The inequalities of life she experienced as a child. Her father Gerard Ernest de Silva faced discrimination when Fentons, the company for which he was working, sent him to India to study electronics engineering. When he fell ill, he had been admitted to the Madras Civil Hospital — not to the ward where the white Britons were being treated but to the natives’ “pariah” ward.
Having heard his complaints, Chief Matron Evelyn Cooke had moved him to the British ward. Gerard fell in love with Evelyn who was from Ireland and married her.
When he returned to Ceylon in 1926 it was a different kind of discrimination – “Get out,” he was told by his father and when Barbara was born her grandmother had been categorical that “paradeshi ayata ayakam karanne ne” (that she would not become a nanny to foreigners). Those were the late 1920s when hostility towards the colonial power was running high.
Tragedy hit Barbara at the tender age of three when her mother died of cancer.
With Fentons having the responsibility of electrifying the road network, Gerard would journey to the rural areas but he never left his little girl behind, taking her, secure between his arms, seated on the petrol tank of his motorcycle.
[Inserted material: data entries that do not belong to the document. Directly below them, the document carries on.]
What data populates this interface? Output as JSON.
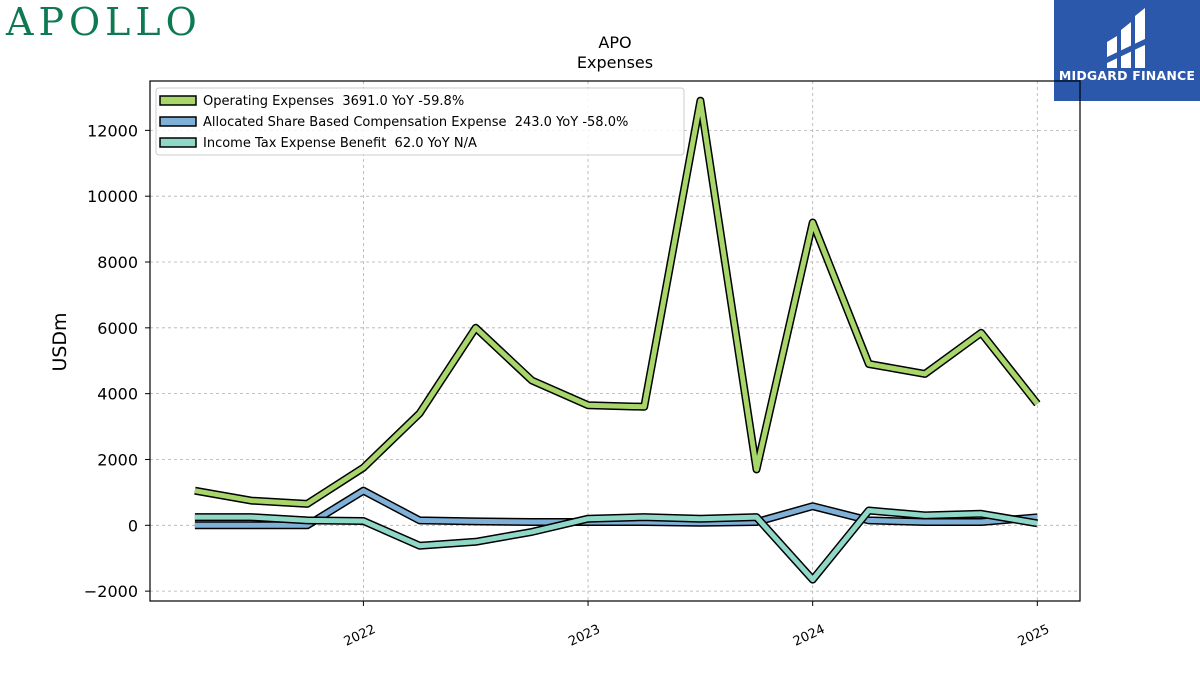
{
  "branding": {
    "left_logo_text": "APOLLO",
    "right_logo_text": "MIDGARD FINANCE",
    "right_logo_bg": "#2b58ab",
    "left_logo_color": "#0e7a52"
  },
  "chart_data": {
    "type": "line",
    "title": "APO",
    "subtitle": "Expenses",
    "xlabel": "",
    "ylabel": "USDm",
    "ylim": [
      -2300,
      13500
    ],
    "xlim": [
      2021.05,
      2025.19
    ],
    "yticks": [
      -2000,
      0,
      2000,
      4000,
      6000,
      8000,
      10000,
      12000
    ],
    "xticks": [
      2022,
      2023,
      2024,
      2025
    ],
    "grid": true,
    "legend_position": "top-left",
    "x": [
      2021.25,
      2021.5,
      2021.75,
      2022.0,
      2022.25,
      2022.5,
      2022.75,
      2023.0,
      2023.25,
      2023.5,
      2023.75,
      2024.0,
      2024.25,
      2024.5,
      2024.75,
      2025.0
    ],
    "series": [
      {
        "name": "Operating Expenses",
        "legend": "Operating Expenses  3691.0 YoY -59.8%",
        "color": "#a8d66a",
        "values": [
          1050,
          750,
          650,
          1750,
          3400,
          6000,
          4400,
          3650,
          3600,
          12900,
          1700,
          9200,
          4900,
          4600,
          5850,
          3691
        ]
      },
      {
        "name": "Allocated Share Based Compensation Expense",
        "legend": "Allocated Share Based Compensation Expense  243.0 YoY -58.0%",
        "color": "#7fb0d8",
        "values": [
          0,
          0,
          0,
          1050,
          150,
          120,
          100,
          100,
          100,
          80,
          100,
          580,
          150,
          100,
          100,
          243
        ]
      },
      {
        "name": "Income Tax Expense Benefit",
        "legend": "Income Tax Expense Benefit  62.0 YoY N/A",
        "color": "#8fd8c8",
        "values": [
          250,
          250,
          150,
          130,
          -620,
          -500,
          -200,
          200,
          250,
          200,
          250,
          -1650,
          450,
          300,
          350,
          62
        ]
      }
    ]
  }
}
“Dadda was a boxer and hunter,” reminisces Barbara and his gun was strapped to the mo-bike wherever they went, winning him the sobriquet ‘Thuwakku Silva’. They did not have photographs on the walls of their home but guns.
He would check out the smallest home and keep Barbara there to play with the children and share their humble fare, mostly a vegetable like bandakka (ladies’ fingers) cooked kirata and rice.
Now many moons later, away from the excitement of meetings and marches, Barbara strolls in her garden, reads leftist literature and spends time with her beloved Christy, a cross between a Daschund and a Labrador and three cats, Sultana, Kitty and Tommy.
It is time for us to leave but not before being presented with many books on the leftist movement, while on an earlier visit it was a large patchwork picture of a red cockerel created by her.